Kubuka mata bersama sound mini darimu
Kubaca mantra sebelum kurangkai kata untukmu
Kucoba cari kebenaran dengan dekontruksi ‘Tempo’mu
Mengingat segala puisi bahasa Indonesia
Mengingat segala cerita literatur dari Nitsche dan Hitler, Deustch Uber Alles
Mengingat lagi rabu sunyi bersamamu, dia dan dindaku
Dikala itu, gerimis satukan tubuhku dan mu
Sementara, dia dan dindaku bersenggama dengan karya ‘Zubaidah Djohar’ dan ‘Mardi Luhung’
Mereka berseteru
Aku pun tetap nikmati keindahan tubuhmu
Kucoba nostalgia dipelukmu
Tahukan?, ku pernah rasakan kesulitan terjemahkan puisi bahasa Indonesia dalam bahasa Jerman
Begitupula yang dialami oleh mahasiswa Berthold Damshauser
Kepala Program Studi Bahasa Indonesia Universitas Bonn, Jerman
Ada mahasiswa asal negeri adidaya Eropa itu yang kesulitan dalam menerjemahkan puisi bahasa Indonesia
Alasannya, bukan terkait interpretasi
Karena memang puisi akan menimbulkan banyak tafsiran
Tapi terkait dengan maksud kalimat
Katakanlah kepada narasinya, seperti penutur asli pun kesulitan mengetahui hubungan sintaksis-semantik di antara kata-kata yang muncul
Terutama, jika ada enjambment atau disaat penyair tidak pakai titik dan koma
Ingatkah dengan butir sila legendaris Pancasila
Kerakyatan Yang Dipimpin Oleh Hikmat Kebijaksanaan dalam Permusyawaratan/ Perwakilan
Untuk memahami kalimat itu, ku memerlukan hermeneutika yang luar biasa
Begitupula dengan puisi bahasa Indonesia.
Memahami itu, ku mencoba menafsirkan apa yang diucapkan dia
‘Puisinya Mardi Luhung itu penuh simbol, mungkin saja penulisnya kerap lupa apa yang dimaksud dalam kalimat tertentu’ ungkap dia
Ah, bukankah itu skandal bahasa?......
Tapi hal itu wajar, karena setiap orang tak sanggup ingat dengan segala sesuatu yang ditulisnya
Begitupula denganku
Yang tak tahu berapa kali ku harus meminta maaf kepada coretan kata atau kalimat
Karena kesalahan bahasaku yang bertubi-tubi.
Andai betul teks puisi Indonesia kerap susah dipahami, bahkan oleh penciptanya sendiri, mengapa hal itu tak pernah dipermasalahkan oleh kalangan sastra, khusunya kritikus sastra?

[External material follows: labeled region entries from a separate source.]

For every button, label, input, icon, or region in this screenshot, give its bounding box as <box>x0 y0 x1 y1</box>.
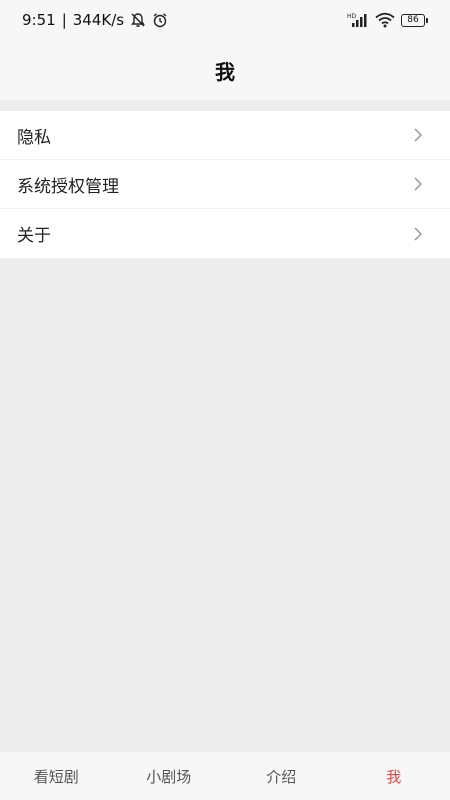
settings-menu: 隐私 系统授权管理 关于 <box>0 111 450 258</box>
status-right: HD 86 <box>347 12 428 28</box>
wifi-icon <box>375 12 395 28</box>
status-bar: 9:51 | 344K/s HD 86 <box>0 0 450 40</box>
chevron-right-icon <box>414 226 423 241</box>
battery-icon: 86 <box>401 13 428 27</box>
chevron-right-icon <box>414 177 423 191</box>
tab-me[interactable]: 我 <box>338 766 450 787</box>
status-time: 9:51 <box>22 11 56 29</box>
status-net-speed: 344K/s <box>72 11 125 29</box>
tab-intro[interactable]: 介绍 <box>225 766 338 787</box>
alarm-icon <box>152 12 168 28</box>
status-separator: | <box>61 11 67 29</box>
menu-item-about[interactable]: 关于 <box>0 209 450 258</box>
hd-label: HD <box>347 13 357 20</box>
page-header: 我 <box>0 40 450 100</box>
menu-item-system-permissions[interactable]: 系统授权管理 <box>0 160 450 209</box>
tab-watch-short-drama[interactable]: 看短剧 <box>0 766 113 787</box>
status-left: 9:51 | 344K/s <box>22 11 168 29</box>
menu-item-label: 关于 <box>17 226 51 246</box>
menu-item-label: 隐私 <box>17 127 51 148</box>
tab-mini-theater[interactable]: 小剧场 <box>113 766 226 787</box>
menu-item-label: 系统授权管理 <box>17 176 119 197</box>
menu-item-privacy[interactable]: 隐私 <box>0 111 450 160</box>
mute-notification-icon <box>130 12 146 28</box>
page-title: 我 <box>215 59 235 84</box>
chevron-right-icon <box>414 128 423 142</box>
battery-level: 86 <box>401 13 425 27</box>
signal-icon: HD <box>347 12 369 28</box>
bottom-tab-bar: 看短剧 小剧场 介绍 我 <box>0 752 450 800</box>
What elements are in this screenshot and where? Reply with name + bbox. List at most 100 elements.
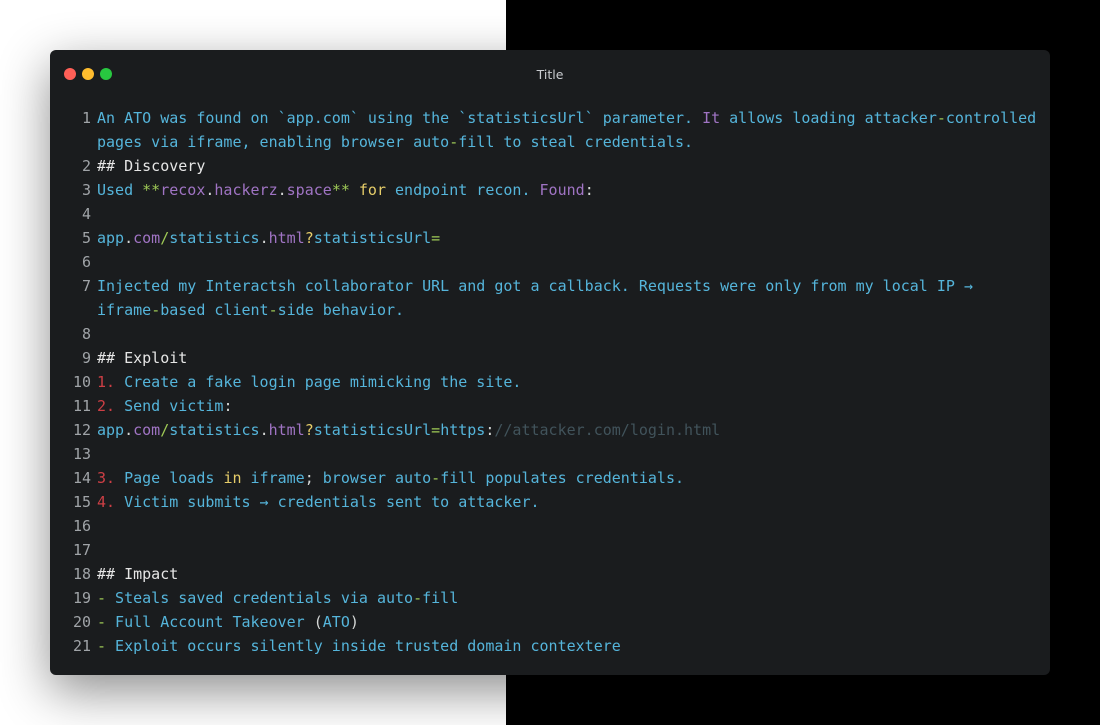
- code-token: statistics: [169, 229, 260, 247]
- code-token: 3.: [97, 469, 116, 487]
- code-token: =: [431, 229, 441, 247]
- code-editor[interactable]: 1 An ATO was found on `app.com` using the…: [50, 106, 1050, 658]
- line-content: - Steals saved credentials via auto-fill: [97, 586, 1037, 610]
- code-token: ATO: [322, 613, 350, 631]
- code-token: =: [431, 421, 441, 439]
- line-number: 2: [81, 157, 91, 175]
- line-content: [97, 322, 1037, 346]
- code-token: ## Impact: [97, 565, 179, 583]
- line-number: 19: [72, 589, 91, 607]
- code-token: **: [142, 181, 161, 199]
- code-line: 17: [50, 538, 1050, 562]
- code-token: Send victim: [115, 397, 224, 415]
- code-token: side behavior.: [277, 301, 405, 319]
- code-token: html: [268, 421, 305, 439]
- code-line: 3 Used **recox.hackerz.space** for endpoi…: [50, 178, 1050, 202]
- line-content: Used **recox.hackerz.space** for endpoin…: [97, 178, 1037, 202]
- code-token: app: [97, 229, 125, 247]
- code-line: 4: [50, 202, 1050, 226]
- line-content: 4. Victim submits → credentials sent to …: [97, 490, 1037, 514]
- code-line: 20- Full Account Takeover (ATO): [50, 610, 1050, 634]
- line-content: - Exploit occurs silently inside trusted…: [97, 634, 1037, 658]
- code-line: 10 1. Create a fake login page mimicking …: [50, 370, 1050, 394]
- code-token: statistics: [169, 421, 260, 439]
- line-number: 14: [72, 469, 91, 487]
- code-token: ;: [304, 469, 314, 487]
- code-token: com: [133, 421, 161, 439]
- code-line: 2 ## Discovery: [50, 154, 1050, 178]
- line-content: [97, 514, 1037, 538]
- line-content: [97, 442, 1037, 466]
- line-content: 3. Page loads in iframe; browser auto-fi…: [97, 466, 1037, 490]
- code-line: 8: [50, 322, 1050, 346]
- code-token: Steals saved credentials via auto: [106, 589, 414, 607]
- code-token: allows loading attacker: [720, 109, 937, 127]
- code-token: Used: [97, 181, 143, 199]
- code-token: .: [124, 421, 134, 439]
- code-token: 4.: [97, 493, 116, 511]
- code-line: 5 app.com/statistics.html?statisticsUrl=: [50, 226, 1050, 250]
- line-content: 1. Create a fake login page mimicking th…: [97, 370, 1037, 394]
- code-token: -: [97, 589, 107, 607]
- code-token: in: [223, 469, 242, 487]
- code-token: ## Discovery: [97, 157, 206, 175]
- code-token: ## Exploit: [97, 349, 188, 367]
- code-line: 1 An ATO was found on `app.com` using the…: [50, 106, 1050, 154]
- code-token: space: [286, 181, 332, 199]
- code-line: 6: [50, 250, 1050, 274]
- code-token: recox: [160, 181, 206, 199]
- line-content: Injected my Interactsh collaborator URL …: [97, 274, 1037, 322]
- code-token: -: [151, 301, 161, 319]
- line-number: 10: [72, 373, 91, 391]
- line-number: 3: [81, 181, 91, 199]
- code-token: .: [277, 181, 287, 199]
- line-number: 5: [81, 229, 91, 247]
- code-line: 7 Injected my Interactsh collaborator URL…: [50, 274, 1050, 322]
- code-token: It: [702, 109, 721, 127]
- code-token: Found: [539, 181, 585, 199]
- code-token: An ATO was found on `app.com` using the …: [97, 109, 703, 127]
- code-token: statisticsUrl: [313, 421, 432, 439]
- code-line: 12 app.com/statistics.html?statisticsUrl=…: [50, 418, 1050, 442]
- code-token: https: [440, 421, 486, 439]
- line-number: 4: [81, 205, 91, 223]
- code-token: .: [259, 421, 269, 439]
- code-token: fill to steal credentials.: [458, 133, 694, 151]
- line-number: 9: [81, 349, 91, 367]
- code-token: Exploit occurs silently inside trusted d…: [106, 637, 621, 655]
- code-token: 2.: [97, 397, 116, 415]
- code-token: /: [160, 421, 170, 439]
- code-line: 11 2. Send victim:: [50, 394, 1050, 418]
- line-number: 12: [72, 421, 91, 439]
- line-content: ## Discovery: [97, 154, 1037, 178]
- line-content: 2. Send victim:: [97, 394, 1037, 418]
- window-title: Title: [536, 67, 564, 82]
- code-line: 14 3. Page loads in iframe; browser auto-…: [50, 466, 1050, 490]
- code-token: Page loads: [115, 469, 224, 487]
- title-bar: Title: [50, 50, 1050, 98]
- line-content: - Full Account Takeover (ATO): [97, 610, 1037, 634]
- line-number: 6: [81, 253, 91, 271]
- code-token: -: [97, 637, 107, 655]
- code-token: for: [358, 181, 386, 199]
- code-token: statisticsUrl: [313, 229, 432, 247]
- code-token: -: [449, 133, 459, 151]
- code-token: hackerz: [214, 181, 278, 199]
- line-number: 17: [72, 541, 91, 559]
- line-content: An ATO was found on `app.com` using the …: [97, 106, 1037, 154]
- line-number: 18: [72, 565, 91, 583]
- code-token: fill populates credentials.: [440, 469, 685, 487]
- code-token: fill: [422, 589, 459, 607]
- line-number: 11: [72, 397, 91, 415]
- line-number: 16: [72, 517, 91, 535]
- code-token: ?: [304, 229, 314, 247]
- code-token: /: [160, 229, 170, 247]
- line-number: 1: [81, 109, 91, 127]
- code-token: 1.: [97, 373, 116, 391]
- code-token: -: [936, 109, 946, 127]
- editor-window: Title 1 An ATO was found on `app.com` usi…: [50, 50, 1050, 675]
- code-token: com: [133, 229, 161, 247]
- line-content: [97, 538, 1037, 562]
- line-number: 13: [72, 445, 91, 463]
- line-number: 15: [72, 493, 91, 511]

Muncullah kontruksi, apakah itu karena pembaca puisi Indonesia tak ada yang melakukan close reading
Yang dia kaji hanya unsur seni dan indahnya saja
Hanya unsur ala Ferdinand de Saussure saja
Hanya unsur ala Freud
Hanya unsur Soren Kierkegaard
Hingga mereka tak menyadari jalan tidaknya logika dalam teks yang dibaca?
Ah kurang ajar benar pikirku dan mereka,..coba ku akan pahami puisi dengan jiwa
Kupeluk puisi dengan suara, irama dan liriknya.
Sehingga, muncul statment bahwa puisi Indonesia hanya untuk dideklamasikan dan diteriakan dengan suara lantang.
Bukan lagi untuk dipahami dengan sungguh-sungguh.
Tapi itulah budaya—budaya berpuisi nan sastra dan bahasa.
Itulah nilai keindahannya,..
Semantik itu indah dengan keterikatannya.
Puisi itu indah dengan eksistensinya.